Suppose we have a unit square, and we want to find the volumes of two 4-dimensional sets — call them “Opp” and “Adj” — consisting of pairs of points inside the square, such that the line containing both points intersects either two opposite sides of the square (Opp), or two adjacent sides (Adj).

I’ve posted previously about ways to compute these volumes by integration, but it turns out there’s another easy way: we can just map various subsets of these sets into each other.

Suppose we have two points such that the line through them cuts across one of the corners of the square, like the two black dots in each panel in the image. These pairs of black dots belong to Adj, and these four cases cover all possible pairs of adjacent sides of the square.

If we place a red dot at the horizontally opposite corner of the square to the corner we cut across, there is a unique parallelogram (if we require it to be inside the square) whose vertices are the two black dots, the red corner dot, and a second red dot that completes the parallelogram.
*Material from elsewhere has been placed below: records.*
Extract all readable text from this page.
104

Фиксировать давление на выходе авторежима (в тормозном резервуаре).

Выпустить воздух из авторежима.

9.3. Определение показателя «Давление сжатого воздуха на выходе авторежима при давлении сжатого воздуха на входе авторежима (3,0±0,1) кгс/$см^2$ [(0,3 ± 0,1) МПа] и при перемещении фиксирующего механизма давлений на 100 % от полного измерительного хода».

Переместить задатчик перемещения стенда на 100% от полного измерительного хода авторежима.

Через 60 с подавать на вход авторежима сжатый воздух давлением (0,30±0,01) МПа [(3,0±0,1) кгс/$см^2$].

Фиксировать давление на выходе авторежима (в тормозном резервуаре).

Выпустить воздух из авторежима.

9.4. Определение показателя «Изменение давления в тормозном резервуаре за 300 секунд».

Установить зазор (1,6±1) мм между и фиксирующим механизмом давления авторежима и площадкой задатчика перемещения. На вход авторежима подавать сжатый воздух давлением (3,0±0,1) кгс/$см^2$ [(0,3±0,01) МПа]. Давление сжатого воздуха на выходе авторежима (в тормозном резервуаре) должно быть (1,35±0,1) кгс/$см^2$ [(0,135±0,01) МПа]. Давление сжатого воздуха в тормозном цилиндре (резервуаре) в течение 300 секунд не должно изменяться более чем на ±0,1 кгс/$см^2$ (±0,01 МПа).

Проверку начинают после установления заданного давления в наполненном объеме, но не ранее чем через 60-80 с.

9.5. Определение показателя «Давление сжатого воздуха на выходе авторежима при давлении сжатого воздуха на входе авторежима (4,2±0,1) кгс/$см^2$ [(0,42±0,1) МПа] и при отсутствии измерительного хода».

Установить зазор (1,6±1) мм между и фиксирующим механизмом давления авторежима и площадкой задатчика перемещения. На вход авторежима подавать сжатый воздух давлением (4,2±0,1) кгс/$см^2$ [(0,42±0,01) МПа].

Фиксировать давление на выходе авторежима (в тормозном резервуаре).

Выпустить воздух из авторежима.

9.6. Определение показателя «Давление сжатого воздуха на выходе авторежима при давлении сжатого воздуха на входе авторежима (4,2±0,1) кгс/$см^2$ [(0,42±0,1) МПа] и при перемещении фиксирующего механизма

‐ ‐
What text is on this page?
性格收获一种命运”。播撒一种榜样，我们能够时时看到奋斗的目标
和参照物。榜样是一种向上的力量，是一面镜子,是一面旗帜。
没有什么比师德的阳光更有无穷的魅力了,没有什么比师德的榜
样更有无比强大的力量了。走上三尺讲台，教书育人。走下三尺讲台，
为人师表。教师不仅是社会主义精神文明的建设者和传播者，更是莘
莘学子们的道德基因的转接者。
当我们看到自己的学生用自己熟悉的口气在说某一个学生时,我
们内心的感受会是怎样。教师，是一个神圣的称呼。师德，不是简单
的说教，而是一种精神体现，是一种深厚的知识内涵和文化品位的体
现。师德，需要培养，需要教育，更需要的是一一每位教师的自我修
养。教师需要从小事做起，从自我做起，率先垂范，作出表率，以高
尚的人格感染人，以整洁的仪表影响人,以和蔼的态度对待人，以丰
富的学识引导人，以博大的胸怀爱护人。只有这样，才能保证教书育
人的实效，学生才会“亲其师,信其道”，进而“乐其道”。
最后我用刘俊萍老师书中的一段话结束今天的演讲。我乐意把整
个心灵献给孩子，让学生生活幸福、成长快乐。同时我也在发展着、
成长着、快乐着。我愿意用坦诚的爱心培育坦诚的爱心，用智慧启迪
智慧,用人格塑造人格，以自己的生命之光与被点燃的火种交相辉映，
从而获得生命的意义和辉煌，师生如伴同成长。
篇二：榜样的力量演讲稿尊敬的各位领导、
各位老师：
The second red dot and the black dot with which it shares an edge of the parallelogram now comprise a new pair of points, such that the line containing them ALWAYS intersects the two opposite vertical sides of the square. So this new pair belongs to a subset of Opp: the half of it where the opposite sides are vertical rather than horizontal.

The four maps we have described, from four disjoint subsets of Adj to that half of Opp, all preserve volume: they take a 4-dimensional region in their part of Adj to another region of the same volume in Opp.